A Unified Algebraic Perspective on Lipschitz Neural Networks

Important research efforts have focused on the design and training of neural networks with a controlled Lipschitz constant. The goal is to increase and sometimes guarantee the robustness against adversarial attacks. Recent promising techniques draw inspirations from different backgrounds to design 1-Lipschitz neural networks, just to name a few: convex potential layers derive from the discretization of continuous dynamical systems, Almost-Orthogonal-Layer proposes a tailored method for matrix rescaling. However, it is today important to consider the recent and promising contributions in the field under a common theoretical lens to better design new and improved layers. This paper introduces a novel algebraic perspective unifying various types of 1-Lipschitz neural networks, including the ones previously mentioned, along with methods based on orthogonality and spectral methods. Interestingly, we show that many existing techniques can be derived and generalized via finding analytical solutions of a common semidefinite programming (SDP) condition. We also prove that AOL biases the scaled weight to the ones which are close to the set of orthogonal matrices in a certain mathematical manner. Moreover, our algebraic condition, combined with the Gershgorin circle theorem, readily leads to new and diverse parameterizations for 1-Lipschitz network layers. Our approach, called SDP-based Lipschitz Layers (SLL), allows us to design non-trivial yet efficient generalization of convex potential layers. Finally, the comprehensive set of experiments on image classification shows that SLLs outperform previous approaches on certified robust accuracy. Code is available at https://github.com/araujoalexandre/Lipschitz-SLL-Networks.

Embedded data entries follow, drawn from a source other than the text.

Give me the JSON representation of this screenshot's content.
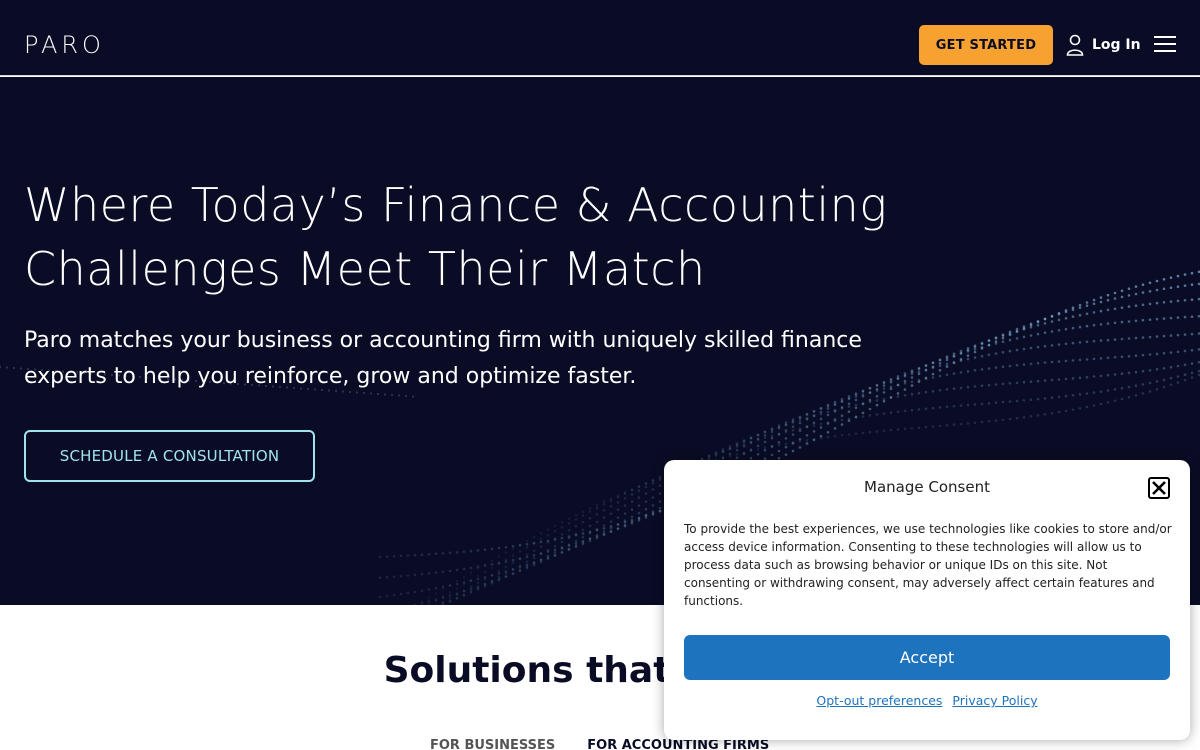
{
  "header": {
    "logo": "PARO",
    "get_started": "GET STARTED",
    "login": "Log In"
  },
  "hero": {
    "title_line1": "Where Today’s Finance & Accounting",
    "title_line2": "Challenges Meet Their Match",
    "subtitle_line1": "Paro matches your business or accounting firm with uniquely skilled finance",
    "subtitle_line2": "experts to help you reinforce, grow and optimize faster.",
    "cta": "SCHEDULE A CONSULTATION"
  },
  "solutions": {
    "title": "Solutions that Bridge",
    "tabs": [
      "FOR BUSINESSES",
      "FOR ACCOUNTING FIRMS"
    ]
  },
  "consent": {
    "title": "Manage Consent",
    "body": "To provide the best experiences, we use technologies like cookies to store and/or access device information. Consenting to these technologies will allow us to process data such as browsing behavior or unique IDs on this site. Not consenting or withdrawing consent, may adversely affect certain features and functions.",
    "accept": "Accept",
    "opt_out": "Opt-out preferences",
    "privacy": "Privacy Policy"
  },
  "colors": {
    "navy": "#0a0c26",
    "orange": "#f7a230",
    "teal": "#9fe3ec",
    "blue": "#1e73be"
  }
}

翻译：重要的研究工作聚焦于具有可控Lipschitz常数的神经网络的设计与训练，其目标是提升乃至保证模型对对抗性攻击的鲁棒性。近期涌现的多种有前景技术从不同背景出发设计1-Lipschitz神经网络，例如：凸势层源自连续动力系统的离散化，近正交层则提出了一种针对矩阵重新缩放的定制化方法。然而，当前亟需从统一的理论视角审视该领域中这些新近且富有潜力的贡献，以更好地设计新型改进层。本文提出了一种新颖的代数视角，统一了包括前述方法在内的多种1-Lipschitz神经网络，以及基于正交性和谱方法的技术。有趣的是，我们证明许多现有技术可通过求解一个共同的半定规划（SDP）条件的解析解来推导和泛化。同时，我们揭示了近正交层（AOL）在特定数学意义上会使缩放后的权重倾向于接近正交矩阵集合。此外，我们的代数条件结合Gershgorin圆盘定理，可直接导出针对1-Lipschitz网络层的全新且多样化的参数化方法。我们提出的基于SDP的Lipschitz层（SLL），能够设计出非平凡且高效的凸势层泛化形式。最后，在图像分类任务上的综合实验表明，SLL在认证鲁棒准确率方面优于先前方法。代码开源地址：https://github.com/araujoalexandre/Lipschitz-SLL-Networks。